Flexibility is the new stability. – Logan Green
The hip joint is actually a mobile joint but I thought this quote was so inspiring. The more flexible a person is the more aware they are of their body movement, thus, reducing the likelihood of injury. When looking at the kinetic chain, the hip is the second mobile joint from the ground and is responsible for joining the lower extremities to the rest of your body. In the ankle flexibility article, I discussed maybe having tight hip flexors is due to tight ankles. The kinetic chain is exactly that, a chain of joints alternating between mobility and stability to create a perfect environment for movement.
The hip is a ball-and-socket joint created by the femur with the hip bone and allows a great range of motion. Mobility of this joint is only possible by an incredible number of structures. Muscles originate as high as the lumbar spine and have insertions as low as the tibia (the lower part of the leg).
Above is a diagram of the muscles associated with hip flexion, extension, lateral rotation and medial rotation. It can be overwhelming but have no fear, that’s why I’m here. This is to illustrate how intricate this joint is. The anterior and posterior muscles are listed below. Please note that these are not the only muscles associated with hip extention, rotation or flexion.
The anterior hip muscles include: the iliacus, psoas major and minor muscles
The posterior hip muscles include: the tensor fasciae latae, gluteus muscles, the piriformis, and quadratus femoris.

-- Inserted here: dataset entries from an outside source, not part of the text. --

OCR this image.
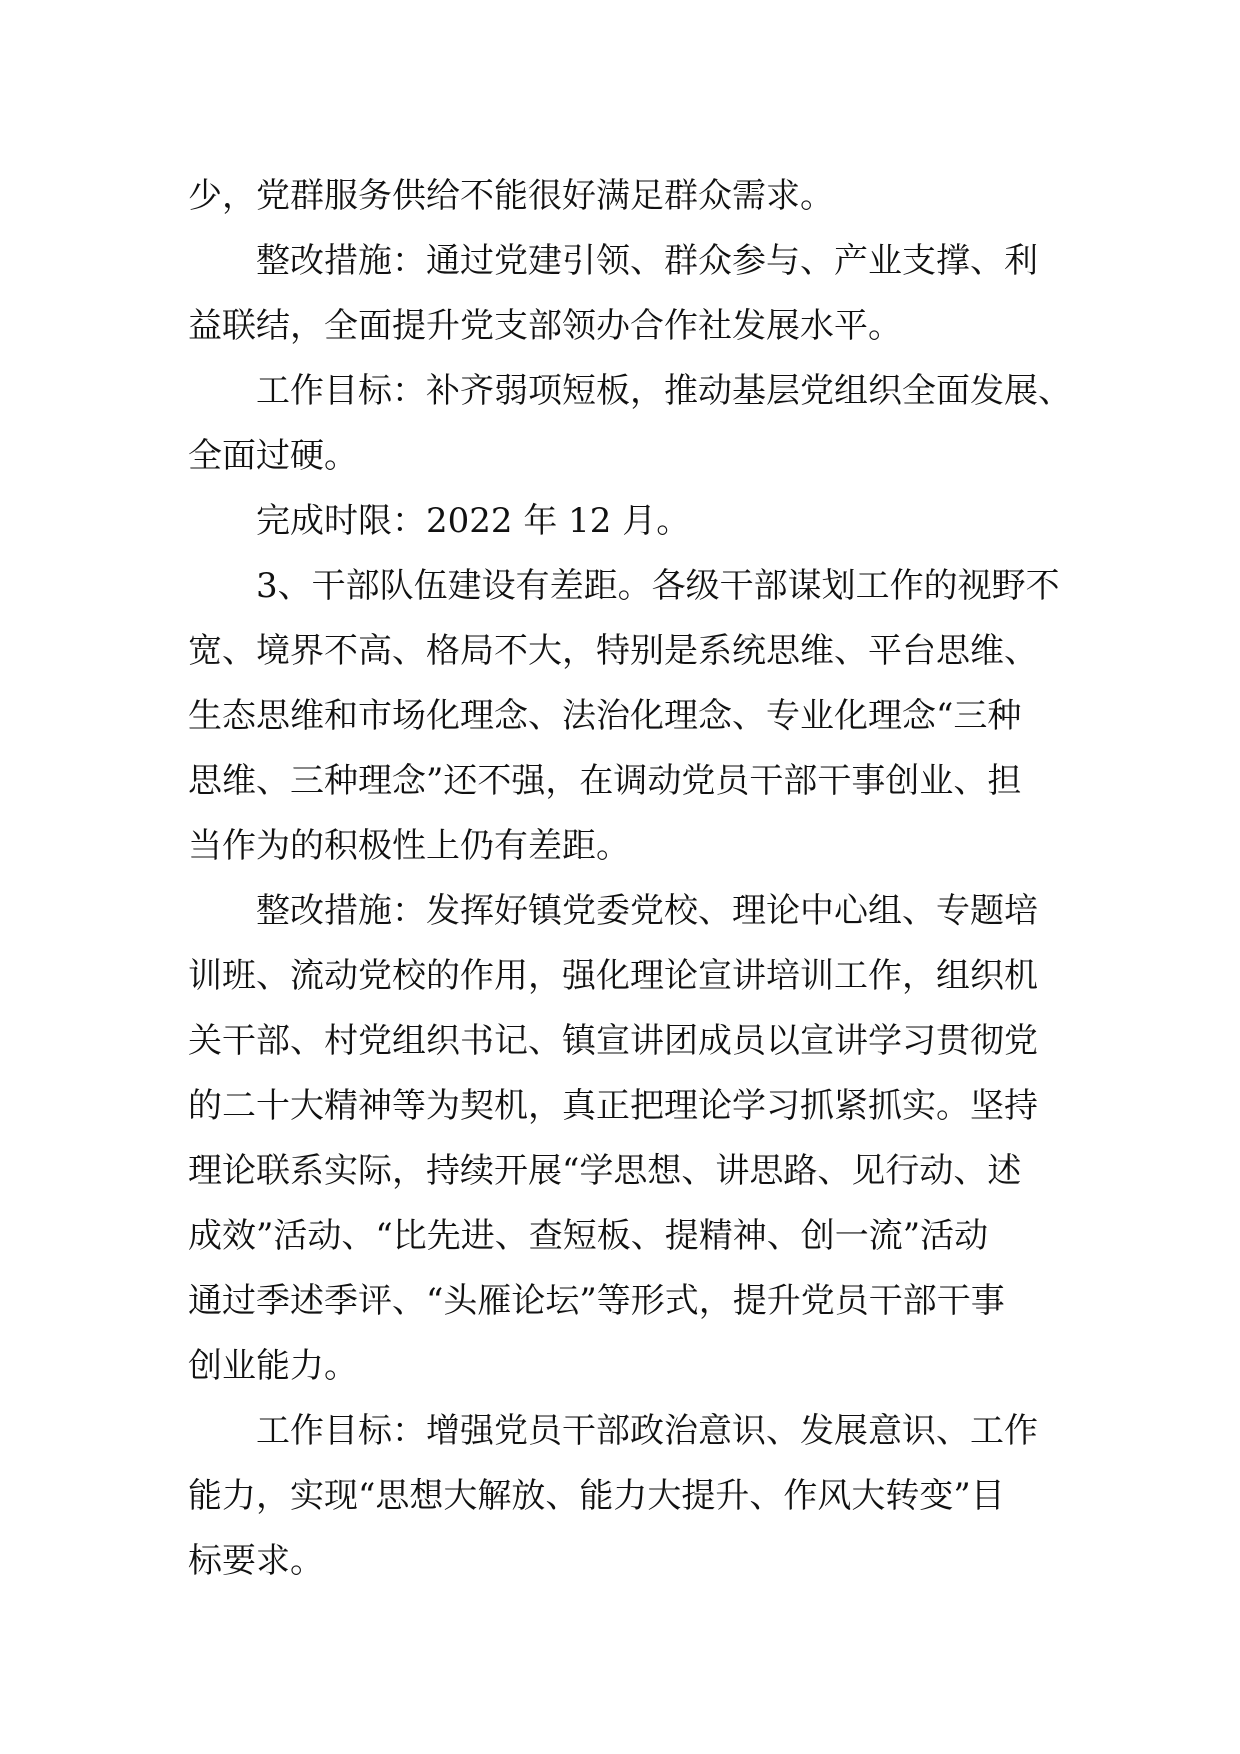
少，党群服务供给不能很好满足群众需求。
整改措施：通过党建引领、群众参与、产业支撑、利
益联结，全面提升党支部领办合作社发展水平。
工作目标：补齐弱项短板，推动基层党组织全面发展、
全面过硬。
完成时限：2022 年 12 月。
3、干部队伍建设有差距。各级干部谋划工作的视野不
宽、境界不高、格局不大，特别是系统思维、平台思维、
生态思维和市场化理念、法治化理念、专业化理念“三种
思维、三种理念”还不强，在调动党员干部干事创业、担
当作为的积极性上仍有差距。
整改措施：发挥好镇党委党校、理论中心组、专题培
训班、流动党校的作用，强化理论宣讲培训工作，组织机
关干部、村党组织书记、镇宣讲团成员以宣讲学习贯彻党
的二十大精神等为契机，真正把理论学习抓紧抓实。坚持
理论联系实际，持续开展“学思想、讲思路、见行动、述
成效”活动、“比先进、查短板、提精神、创一流”活动
通过季述季评、“头雁论坛”等形式，提升党员干部干事
创业能力。
工作目标：增强党员干部政治意识、发展意识、工作
能力，实现“思想大解放、能力大提升、作风大转变”目
标要求。
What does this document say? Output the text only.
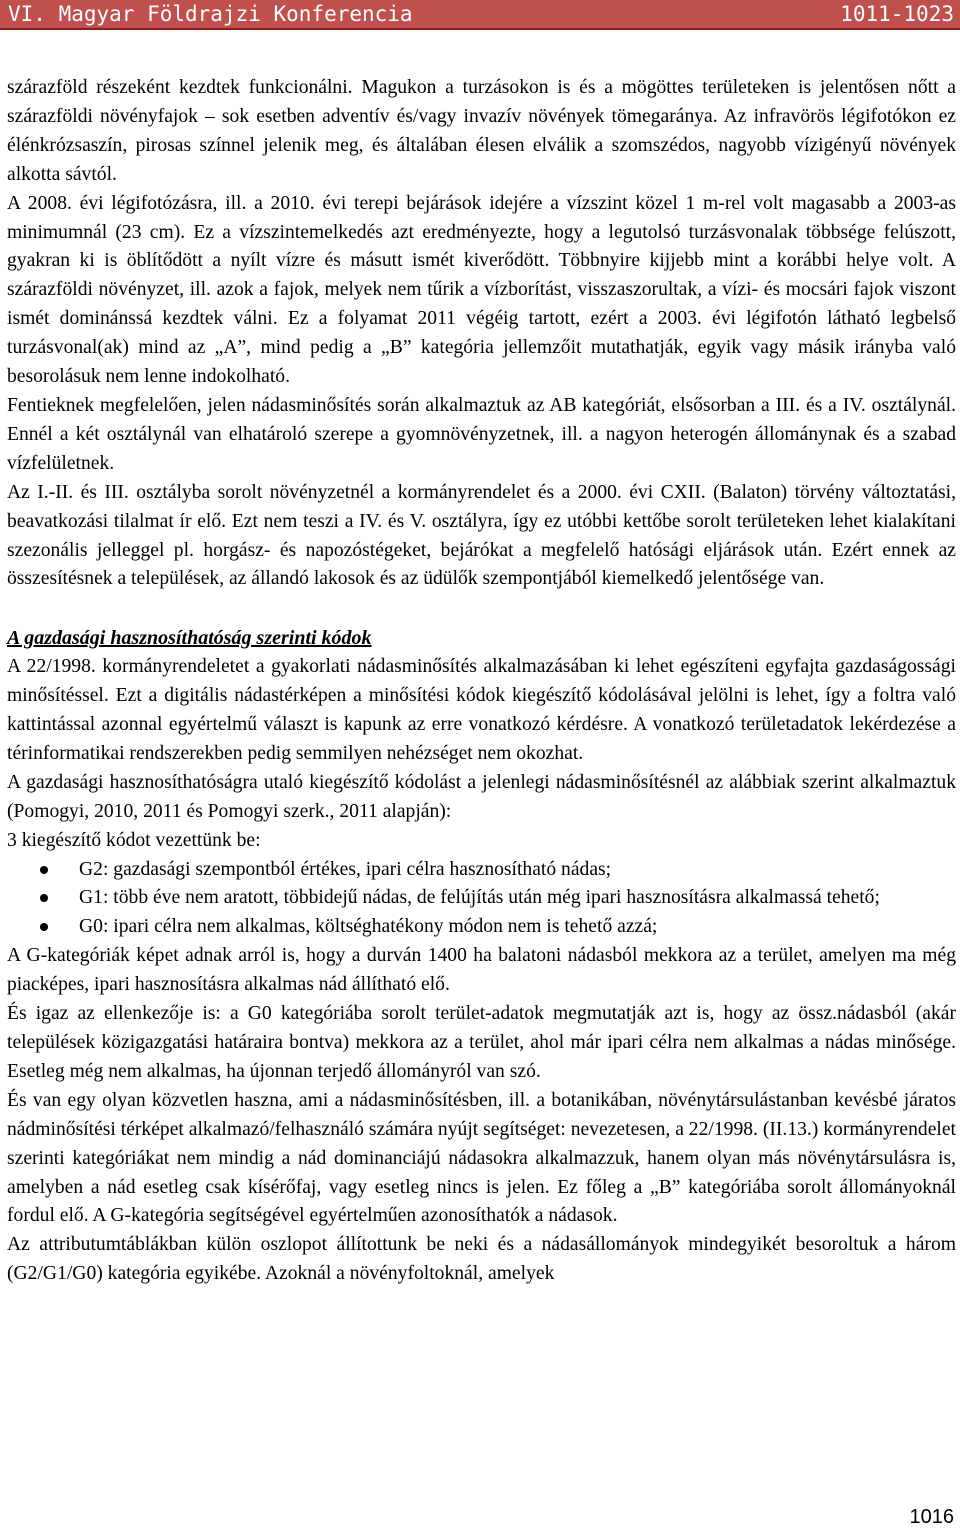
VI. Magyar Földrajzi Konferencia	1011-1023

szárazföld részeként kezdtek funkcionálni. Magukon a turzásokon is és a mögöttes területeken is jelentősen nőtt a szárazföldi növényfajok – sok esetben adventív és/vagy invazív növények tömegaránya. Az infravörös légifotókon ez élénkrózsaszín, pirosas színnel jelenik meg, és általában élesen elválik a szomszédos, nagyobb vízigényű növények alkotta sávtól.

A 2008. évi légifotózásra, ill. a 2010. évi terepi bejárások idejére a vízszint közel 1 m-rel volt magasabb a 2003-as minimumnál (23 cm). Ez a vízszintemelkedés azt eredményezte, hogy a legutolsó turzásvonalak többsége felúszott, gyakran ki is öblítődött a nyílt vízre és másutt ismét kiverődött. Többnyire kijjebb mint a korábbi helye volt. A szárazföldi növényzet, ill. azok a fajok, melyek nem tűrik a vízborítást, visszaszorultak, a vízi- és mocsári fajok viszont ismét dominánssá kezdtek válni. Ez a folyamat 2011 végéig tartott, ezért a 2003. évi légifotón látható legbelső turzásvonal(ak) mind az „A”, mind pedig a „B” kategória jellemzőit mutathatják, egyik vagy másik irányba való besorolásuk nem lenne indokolható.

Fentieknek megfelelően, jelen nádasminősítés során alkalmaztuk az AB kategóriát, elsősorban a III. és a IV. osztálynál. Ennél a két osztálynál van elhatároló szerepe a gyomnövényzetnek, ill. a nagyon heterogén állománynak és a szabad vízfelületnek.

Az I.-II. és III. osztályba sorolt növényzetnél a kormányrendelet és a 2000. évi CXII. (Balaton) törvény változtatási, beavatkozási tilalmat ír elő. Ezt nem teszi a IV. és V. osztályra, így ez utóbbi kettőbe sorolt területeken lehet kialakítani szezonális jelleggel pl. horgász- és napozóstégeket, bejárókat a megfelelő hatósági eljárások után. Ezért ennek az összesítésnek a települések, az állandó lakosok és az üdülők szempontjából kiemelkedő jelentősége van.

A gazdasági hasznosíthatóság szerinti kódok

A 22/1998. kormányrendeletet a gyakorlati nádasminősítés alkalmazásában ki lehet egészíteni egyfajta gazdaságossági minősítéssel. Ezt a digitális nádastérképen a minősítési kódok kiegészítő kódolásával jelölni is lehet, így a foltra való kattintással azonnal egyértelmű választ is kapunk az erre vonatkozó kérdésre. A vonatkozó területadatok lekérdezése a térinformatikai rendszerekben pedig semmilyen nehézséget nem okozhat.

A gazdasági hasznosíthatóságra utaló kiegészítő kódolást a jelenlegi nádasminősítésnél az alábbiak szerint alkalmaztuk (Pomogyi, 2010, 2011 és Pomogyi szerk., 2011 alapján):

3 kiegészítő kódot vezettünk be:

G2: gazdasági szempontból értékes, ipari célra hasznosítható nádas;
G1: több éve nem aratott, többidejű nádas, de felújítás után még ipari hasznosításra alkalmassá tehető;
G0: ipari célra nem alkalmas, költséghatékony módon nem is tehető azzá;

A G-kategóriák képet adnak arról is, hogy a durván 1400 ha balatoni nádasból mekkora az a terület, amelyen ma még piacképes, ipari hasznosításra alkalmas nád állítható elő.

És igaz az ellenkezője is: a G0 kategóriába sorolt terület-adatok megmutatják azt is, hogy az össz.nádasból (akár települések közigazgatási határaira bontva) mekkora az a terület, ahol már ipari célra nem alkalmas a nádas minősége. Esetleg még nem alkalmas, ha újonnan terjedő állományról van szó.

És van egy olyan közvetlen haszna, ami a nádasminősítésben, ill. a botanikában, növénytársulástanban kevésbé járatos nádminősítési térképet alkalmazó/felhasználó számára nyújt segítséget: nevezetesen, a 22/1998. (II.13.) kormányrendelet szerinti kategóriákat nem mindig a nád dominanciájú nádasokra alkalmazzuk, hanem olyan más növénytársulásra is, amelyben a nád esetleg csak kísérőfaj, vagy esetleg nincs is jelen. Ez főleg a „B” kategóriába sorolt állományoknál fordul elő. A G-kategória segítségével egyértelműen azonosíthatók a nádasok.

Az attributumtáblákban külön oszlopot állítottunk be neki és a nádasállományok mindegyikét besoroltuk a három (G2/G1/G0) kategória egyikébe. Azoknál a növényfoltoknál, amelyek

1016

One test will test flexibility of the posterior muscles of the leg (glutes, hamstrings and calves). Slightly bend the knees, bend from the hips. While keeping a neutral spine, reach for the floor and really focus on not curving your back. If you find your spine not parallel with the floor, you may have some tight muscles on the posterior side of your leg.
Another test is the squat test. The squat test will not only reveal if you have tight hips but may also let you know how flexible your ankles are. Perform an air squat, keep the spine neutral and continue until the femur is parallel with the floor. If the heels come off the floor this indicates weak ankle flexibility. If the back rounds out, this indicates weak muscles associated with the hip complex.
The last test that you can perform will also test for tightness in the hip. Position yourself on the ground and bring one knee to your chest, if the opposite leg lifts up you may have tight hips. Perform on both legs.
Improving Hip Flexibility
- Butterfly Stretch - Sit with your legs in a butterfly position. With a neutral spine, bend at the hips and move your core towards your feet. Do not round your back. Hold for 30 seconds, release, breathe and repeat 2-3 times.
- Sit on the ground with legs bent and feet flat on the ground. Place one ankle over the opposite knee, lean forward and hold for 30 seconds, release, breathe and repeat.
- Lizard Pose - Position yourself with one leg forward and the opposite leg behind your body. The front leg should be in a 90 degree angle with the back leg stretched out into extension. The knee can be resting on the ground or for a better stretch left it and hold. Remember to lengthen the core and do not round out the back. This stretch will really open up your hip flexors!
I often hear of people struggling with hip flexor problems. Our lifestyles demand for most of us to be sitting or stagnant for long periods of time, working on a computer, sitting in a classroom or even relaxing during a three day Netflix binge. Ok, maybe that was a bit dramatic but you understand where I am going with this. After not activating a muscle for such a long period of time and then demanding that it bear most of our weight can be stressful on a muscle. Stretching and improving flexibility will reduce the risk of injury. Injury to such an important joint can create more weaknesses or even muscle imbalances throughout your body by favoring one side. Be sure to stretch and stay stable and strong throughout your kinetic chain.
Prentice, William E. Principles of Athletic Training. McGraw-Hill, 2014
MACKENZIE, B. (2007) Static Flexibility Test - Hip and Trunk [WWW] Available from: https://www.brianmac.co.uk/flextest1.htm [Accessed 16/12/2016]
DuVall, Jeremy. "3 Flexibility Tests For Runners." Competitor.com. Running.Competitior, 04 Feb. 2015. Web. 17 Dec. 2016.
Jones, Oliver. "The Hip Joint." TeachMeAnatomy. Teachmeanatomy.info, 15 Nov. 2016. Web. 17 Dec. 2016.